Ia mengingatkan, meskipun terbuat dari bahan alam, herbal juga mengandung zat kimia
aktif seperti obat-obatan kimia umumnya. Karena itu, penggunaan herbal sebaiknya
dikonsultasikan dengan dokter yang mendalami masalah herbal.

Prapti mencontohkan, daun ungu sebagai bahan baku herbal memiliki kandungan
flavonoid yang berfungsi mematikan bakteri. Daun ini juga memiliki kandungan steroid
alami yang berguna untuk antiperadangan dan juga mengandung alkaloida untuk
melunakkan tinja.

Perlu diagnosis

Herbal tidak bisa diminum sembarangan karena respons tiap individu bisa berbeda satu
sama lain. ”Meski punya keluhan sama, belum tentu herbal yang diberikan cocok antara
satu pasien dan pasien lain,” kata Prapti.

Karena itu, sebelum memberi pengobatan herbal, dokter akan mendiagnosis lebih dulu
penyakit pasien. Seperti pengobatan umumnya, diagnosis ini ditegakkan melalui
wawancara dengan pasien, pemeriksaan fisik, dan kalau perlu diadakan pemeriksaan
laboratorium atau radiologi.
Dari diagnosis ini akan diketahui riwayat kesehatan pasien dan risiko reaksi interaksinya
terhadap herbal. ”Diagnosis ini perlu dilakukan karena metabolisme tubuh masing-
masing individu berbeda,” lanjut Prapti.

Mencari dokter yang mendalami soal herbal tidak lagi sulit. Sekarang banyak dokter yang
menggabungkan ilmu kedokteran dengan pengobatan herbal. Selain klinik-klinik herbal,
di beberapa rumah sakit, seperti Rumah Sakit Dokter Soetomo Surabaya atau Rumah
Sakit Bethesda Yogyakarta, juga sudah membuka pengobatan herbal. Di Purwakarta,
Jawa Barat, juga sudah ada rumah sakit khusus herbal.

Herbal juga memiliki efek samping seperti obat-obatan kimia. Efek samping yang
muncul bisa bermacam-macam, seperti diare, tubuh gemetar, tekanan darah turun drastis,
mual, atau pusing. Jika muncul efek samping semacam itu, kata Prapti, pasien harus
segera berkonsultasi dengan dokter.

Menurut Prapti, biasanya satu herbal dikonsumsi bersama dengan herbal lain untuk saling
melengkapi atau mengurangi efek samping. Misalnya, jati belanda yang biasa digunakan
untuk pelangsing memiliki efek samping mengiritasi lambung. Karena itu, konsumsi jati
belanda harus bersamaan dengan temulawak atau kunir putih untuk mengurangi iritasi
lambung.

Patut diingat, selama pengobatan, baik dengan herbal maupun obat buatan, sebaiknya
pasien minum dua liter air per hari. Ini untuk membersihkan ginjal. ”Sebenarnya, tanpa
minum herbal pun kita tetap harus minum banyak untuk kesehatan ginjal,” tutur Prapti.

Butuh kesabaran

Mencari kesembuhan dengan pengobatan herbal adakalanya dibutuhkan kesabaran.

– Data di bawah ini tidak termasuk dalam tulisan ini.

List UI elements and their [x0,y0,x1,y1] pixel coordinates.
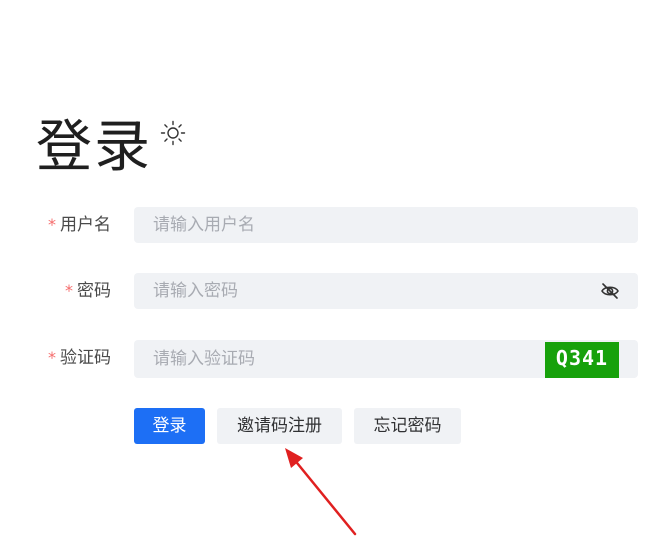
captcha-input[interactable] [134,340,574,378]
eye-off-icon[interactable] [600,281,620,301]
captcha-field[interactable]: Q341 [134,340,638,378]
password-label-text: 密码 [77,281,111,301]
username-label: * 用户名 [48,207,111,243]
required-marker: * [48,348,56,367]
captcha-label-text: 验证码 [60,348,111,368]
captcha-image[interactable]: Q341 [545,342,619,378]
captcha-label: * 验证码 [48,340,111,376]
required-marker: * [48,215,56,234]
password-row: * 密码 [0,273,659,309]
password-input[interactable] [134,273,574,309]
username-input[interactable] [134,207,574,243]
password-field[interactable] [134,273,638,309]
invite-register-button[interactable]: 邀请码注册 [217,408,342,444]
captcha-row: *验证码 Q341 [0,340,659,378]
login-button[interactable]: 登录 [134,408,205,444]
sun-icon[interactable] [160,120,186,146]
page-title: 登录 [36,115,152,180]
username-label-text: 用户名 [60,215,111,235]
forgot-password-button[interactable]: 忘记密码 [354,408,461,444]
username-field[interactable] [134,207,638,243]
required-marker: * [65,281,73,300]
password-label: * 密码 [65,273,111,309]
username-row: * 用户名 [0,207,659,243]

Pasalnya, tidak seperti obat-obatan kimia, pengobatan dengan herbal ini membutuhkan
waktu relatif lebih lama. ”Justru kalau ada obat herbal bisa cespleng (langsung sembuh),
kita patut curiga,” kata Ida Marlinda, peneliti obat di Yayasan Lembaga Konsumen
Indonesia (YLKI).

Menurut Ida, herbal yang cespleng biasanya dicampur dengan bahan kimia obat (BKO)
tertentu. YLKI pernah menerima pengaduan seorang ibu di Kalimantan. Ibu itu ingin
anaknya yang kurus karena susah makan jadi doyan makan dan bertambah gemuk. Si ibu
lalu membeli jamu kemasan penambah nafsu makan.

Dalam waktu satu bulan, anaknya benar-benar menjadi gemuk dan berat badannya
bertambah lebih dari 3 kilogram. ”Ternyata herbal itu dicampur steroid,” kata Ida. Tidak
berapa lama, anak itu mengalami moonface (wajah membulat).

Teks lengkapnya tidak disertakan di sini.